The Betweenness Centrality Game for Strategic Network Formations

MSR-TR-2008-167 |

In computer networks and social networks, the betweenness centrality of a node measures the amount of information passing through the node when all pairs are conducting shortest-path exchanges. In this paper, we introduce a strategic network-formation game based on the betweenness centrality. In this game, nodes are selfish players, each of which has some budget to build connections. The goal of each player is to fully utilize her budget to strategically build connections so that her betweenness centrality is as large as possible. We refer to this game as the bounded budget betweenness centrality game or the B3C game. We present both theoretical and experimental results about this game. Theoretically, we show that a general B3C game may not have any nontransient Nash equilibrium and it is in fact NP-hard to determine whether nontransient Nash equilibria exist. Experimentally, we studied the family of uniform B3C games, in which there is an equal amount of information exchange between every pair of nodes, every connection has the same construction cost and every node has enough budget to build k connections. We have discovered several interesting Nash equilibria when k = 2. Our experiments have also inspired us to establish some theoretical results about uniform B3C games.
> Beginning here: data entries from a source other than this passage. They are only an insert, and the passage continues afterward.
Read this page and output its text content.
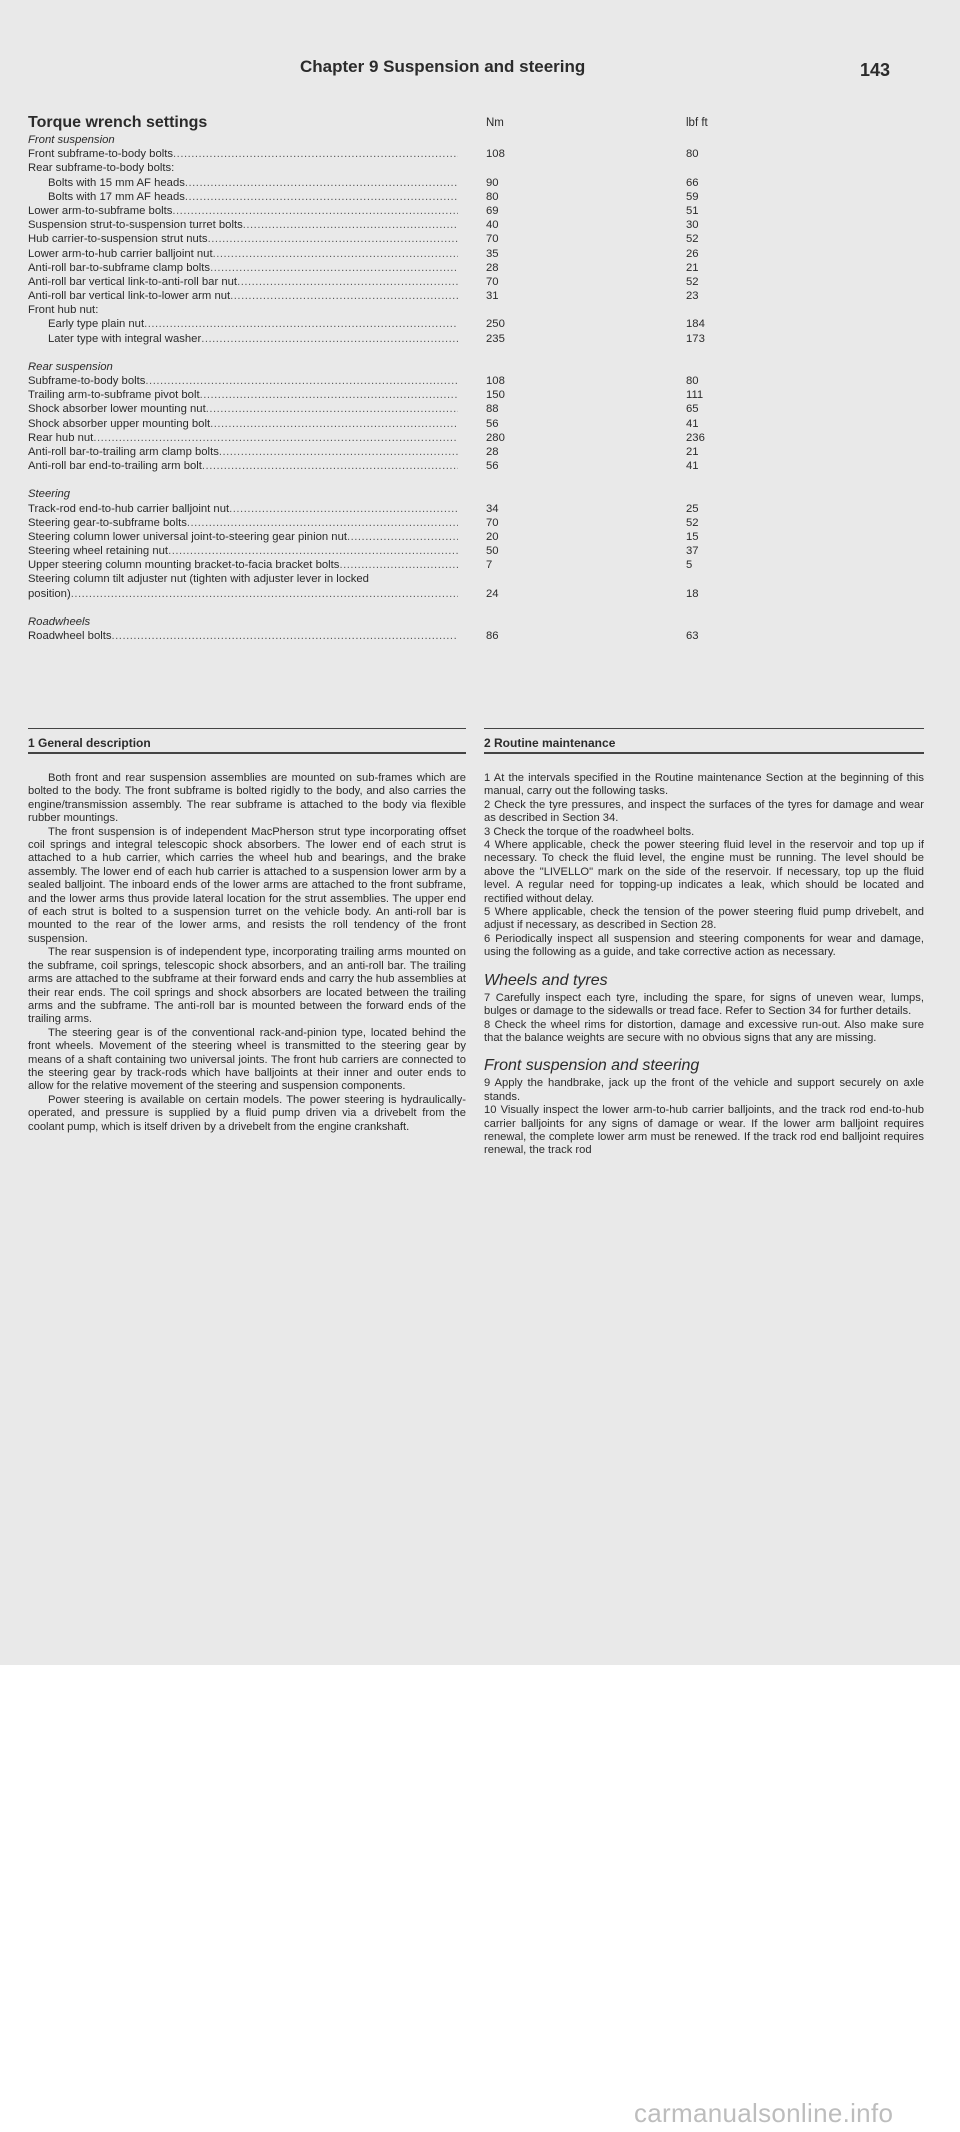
Chapter 9 Suspension and steering	143
Torque wrench settings	Nm	lbf ft
Front suspension
Front subframe-to-body bolts .....	108	80
Rear subframe-to-body bolts:
Bolts with 15 mm AF heads .....	90	66
Bolts with 17 mm AF heads .....	80	59
Lower arm-to-subframe bolts .....	69	51
Suspension strut-to-suspension turret bolts .....	40	30
Hub carrier-to-suspension strut nuts .....	70	52
Lower arm-to-hub carrier balljoint nut .....	35	26
Anti-roll bar-to-subframe clamp bolts .....	28	21
Anti-roll bar vertical link-to-anti-roll bar nut .....	70	52
Anti-roll bar vertical link-to-lower arm nut .....	31	23
Front hub nut:
Early type plain nut .....	250	184
Later type with integral washer .....	235	173
Rear suspension
Subframe-to-body bolts .....	108	80
Trailing arm-to-subframe pivot bolt .....	150	111
Shock absorber lower mounting nut .....	88	65
Shock absorber upper mounting bolt .....	56	41
Rear hub nut .....	280	236
Anti-roll bar-to-trailing arm clamp bolts .....	28	21
Anti-roll bar end-to-trailing arm bolt .....	56	41
Steering
Track-rod end-to-hub carrier balljoint nut .....	34	25
Steering gear-to-subframe bolts .....	70	52
Steering column lower universal joint-to-steering gear pinion nut .....	20	15
Steering wheel retaining nut .....	50	37
Upper steering column mounting bracket-to-facia bracket bolts .....	7	5
Steering column tilt adjuster nut (tighten with adjuster lever in locked
position) .....	24	18
Roadwheels
Roadwheel bolts .....	86	63
1 General description

Both front and rear suspension assemblies are mounted on sub-frames which are bolted to the body. The front subframe is bolted rigidly to the body, and also carries the engine/transmission assembly. The rear subframe is attached to the body via flexible rubber mountings.

The front suspension is of independent MacPherson strut type incorporating offset coil springs and integral telescopic shock absorbers. The lower end of each strut is attached to a hub carrier, which carries the wheel hub and bearings, and the brake assembly. The lower end of each hub carrier is attached to a suspension lower arm by a sealed balljoint. The inboard ends of the lower arms are attached to the front subframe, and the lower arms thus provide lateral location for the strut assemblies. The upper end of each strut is bolted to a suspension turret on the vehicle body. An anti-roll bar is mounted to the rear of the lower arms, and resists the roll tendency of the front suspension.

The rear suspension is of independent type, incorporating trailing arms mounted on the subframe, coil springs, telescopic shock absorbers, and an anti-roll bar. The trailing arms are attached to the subframe at their forward ends and carry the hub assemblies at their rear ends. The coil springs and shock absorbers are located between the trailing arms and the subframe. The anti-roll bar is mounted between the forward ends of the trailing arms.

The steering gear is of the conventional rack-and-pinion type, located behind the front wheels. Movement of the steering wheel is transmitted to the steering gear by means of a shaft containing two universal joints. The front hub carriers are connected to the steering gear by track-rods which have balljoints at their inner and outer ends to allow for the relative movement of the steering and suspension components.

Power steering is available on certain models. The power steering is hydraulically-operated, and pressure is supplied by a fluid pump driven via a drivebelt from the coolant pump, which is itself driven by a drivebelt from the engine crankshaft.

2 Routine maintenance

1 At the intervals specified in the Routine maintenance Section at the beginning of this manual, carry out the following tasks.

2 Check the tyre pressures, and inspect the surfaces of the tyres for damage and wear as described in Section 34.

3 Check the torque of the roadwheel bolts.

4 Where applicable, check the power steering fluid level in the reservoir and top up if necessary. To check the fluid level, the engine must be running. The level should be above the "LIVELLO" mark on the side of the reservoir. If necessary, top up the fluid level. A regular need for topping-up indicates a leak, which should be located and rectified without delay.

5 Where applicable, check the tension of the power steering fluid pump drivebelt, and adjust if necessary, as described in Section 28.

6 Periodically inspect all suspension and steering components for wear and damage, using the following as a guide, and take corrective action as necessary.

Wheels and tyres

7 Carefully inspect each tyre, including the spare, for signs of uneven wear, lumps, bulges or damage to the sidewalls or tread face. Refer to Section 34 for further details.

8 Check the wheel rims for distortion, damage and excessive run-out. Also make sure that the balance weights are secure with no obvious signs that any are missing.

Front suspension and steering

9 Apply the handbrake, jack up the front of the vehicle and support securely on axle stands.

10 Visually inspect the lower arm-to-hub carrier balljoints, and the track rod end-to-hub carrier balljoints for any signs of damage or wear. If the lower arm balljoint requires renewal, the complete lower arm must be renewed. If the track rod end balljoint requires renewal, the track rod

carmanualsonline.info
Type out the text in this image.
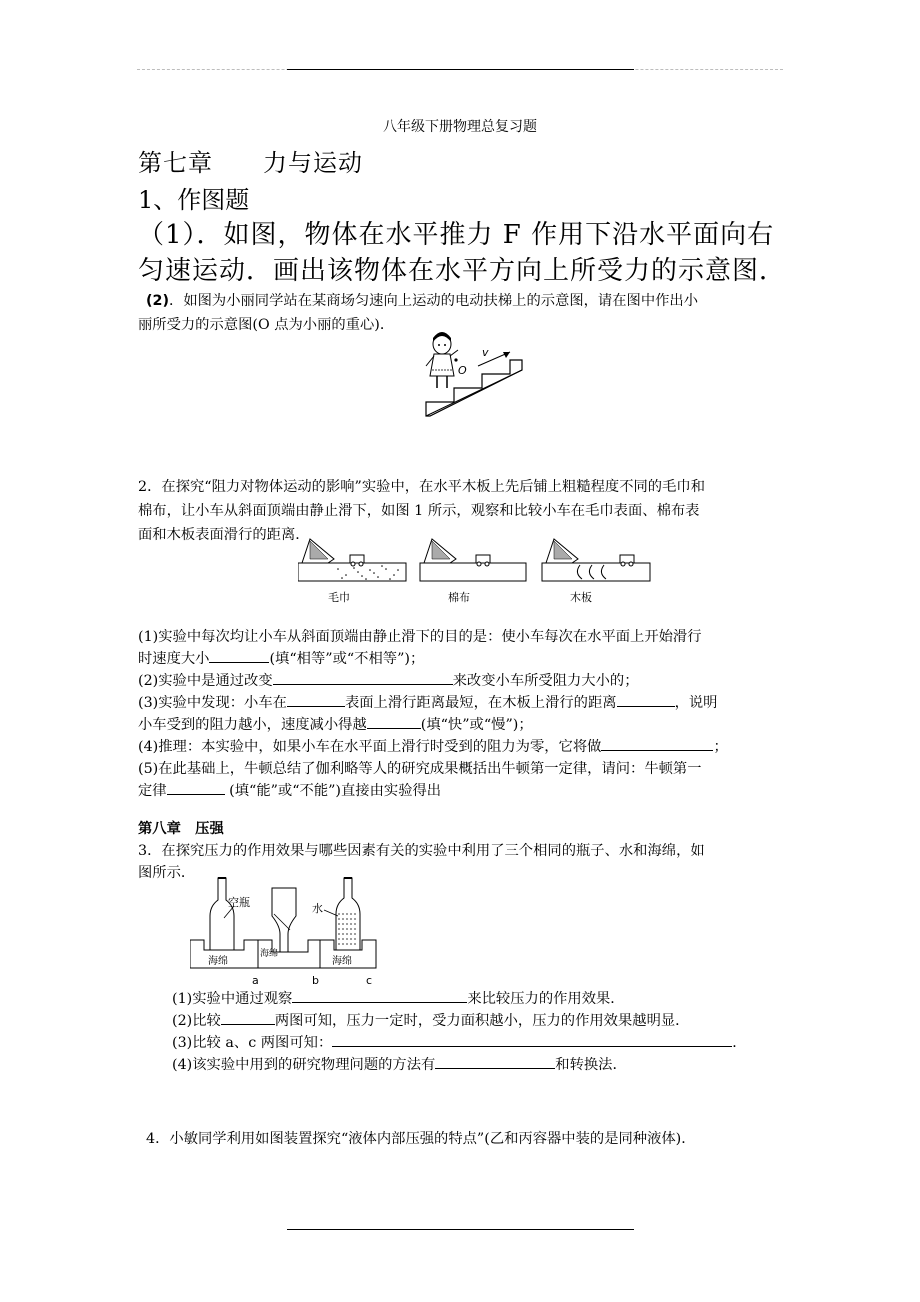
八年级下册物理总复习题
第七章　　力与运动
1、作图题
（1）．如图，物体在水平推力 F 作用下沿水平面向右
匀速运动．画出该物体在水平方向上所受力的示意图．
(2)．如图为小丽同学站在某商场匀速向上运动的电动扶梯上的示意图，请在图中作出小
丽所受力的示意图(O 点为小丽的重心)．
O
v
2．在探究“阻力对物体运动的影响”实验中，在水平木板上先后铺上粗糙程度不同的毛巾和
棉布，让小车从斜面顶端由静止滑下，如图 1 所示，观察和比较小车在毛巾表面、棉布表
面和木板表面滑行的距离．
毛巾	棉布	木板
(1)实验中每次均让小车从斜面顶端由静止滑下的目的是：使小车每次在水平面上开始滑行
时速度大小	(填“相等”或“不相等”)；
(2)实验中是通过改变	来改变小车所受阻力大小的；
(3)实验中发现：小车在	表面上滑行距离最短，在木板上滑行的距离	，说明
小车受到的阻力越小，速度减小得越	(填“快”或“慢”)；
(4)推理：本实验中，如果小车在水平面上滑行时受到的阻力为零，它将做	；
(5)在此基础上，牛顿总结了伽利略等人的研究成果概括出牛顿第一定律，请问：牛顿第一
定律	(填“能”或“不能”)直接由实验得出
第八章　压强
3．在探究压力的作用效果与哪些因素有关的实验中利用了三个相同的瓶子、水和海绵，如
图所示．
空瓶
海绵
a
海绵
b
水
海绵
c
(1)实验中通过观察	来比较压力的作用效果．
(2)比较	两图可知，压力一定时，受力面积越小，压力的作用效果越明显．
(3)比较 a、c 两图可知：	．
(4)该实验中用到的研究物理问题的方法有	和转换法．
4．小敏同学利用如图装置探究“液体内部压强的特点”(乙和丙容器中装的是同种液体)．
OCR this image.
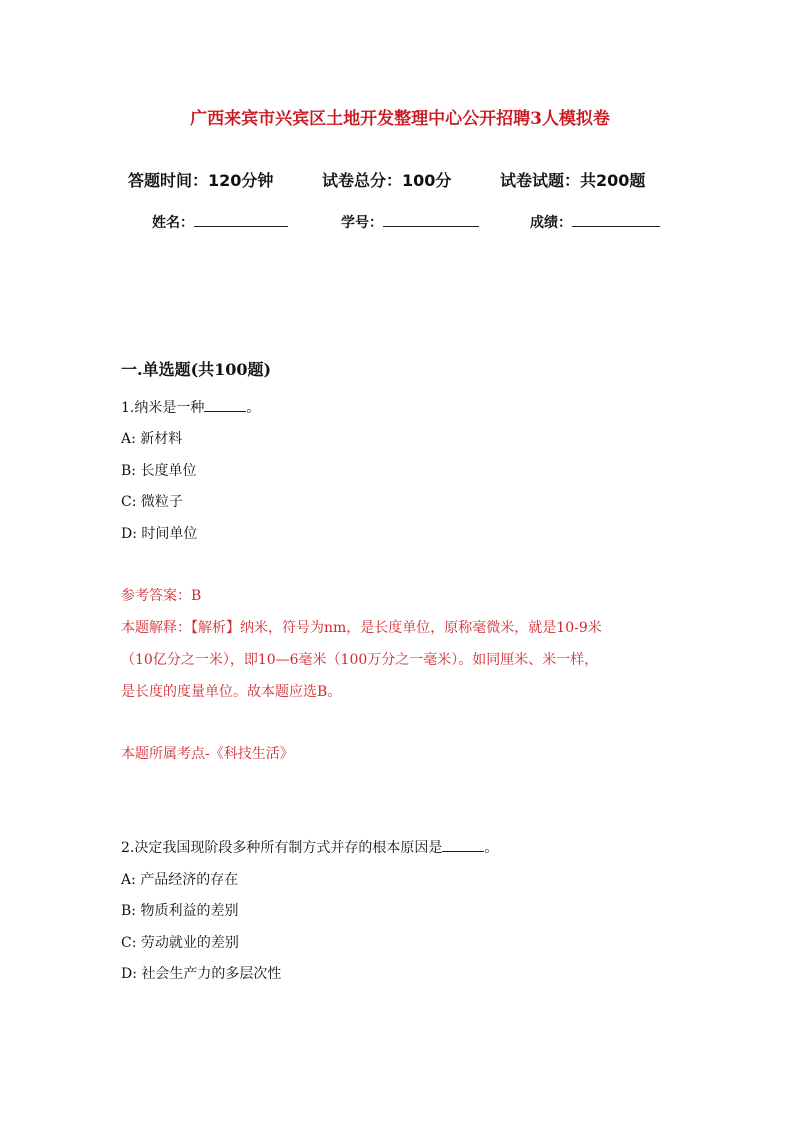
广西来宾市兴宾区土地开发整理中心公开招聘3人模拟卷
答题时间：120分钟	试卷总分：100分	试卷试题：共200题
姓名：	学号：	成绩：
一.单选题(共100题)
1.纳米是一种	。
A: 新材料
B: 长度单位
C: 微粒子
D: 时间单位
参考答案：B
本题解释：【解析】纳米，符号为nm，是长度单位，原称毫微米，就是10-9米
（10亿分之一米），即10—6毫米（100万分之一毫米）。如同厘米、米一样，
是长度的度量单位。故本题应选B。
本题所属考点-《科技生活》
2.决定我国现阶段多种所有制方式并存的根本原因是	。
A: 产品经济的存在
B: 物质利益的差别
C: 劳动就业的差别
D: 社会生产力的多层次性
For example, we show that, when k is a variable, it is NP-hard to compute a best response of a node in uniform B3C games; we also prove that a family of symmetric graphs called Abelian Cayley graphs cannot be Nash equilibria for k=2 when the graph is large enough, but there is a unique nontransient Nash equilibrium when k=1. We conjecture, based on our experiments, that every uniform B3C game has a Nash equilibrium, and more strongly, has a Nash equilibrium that is Eulerian.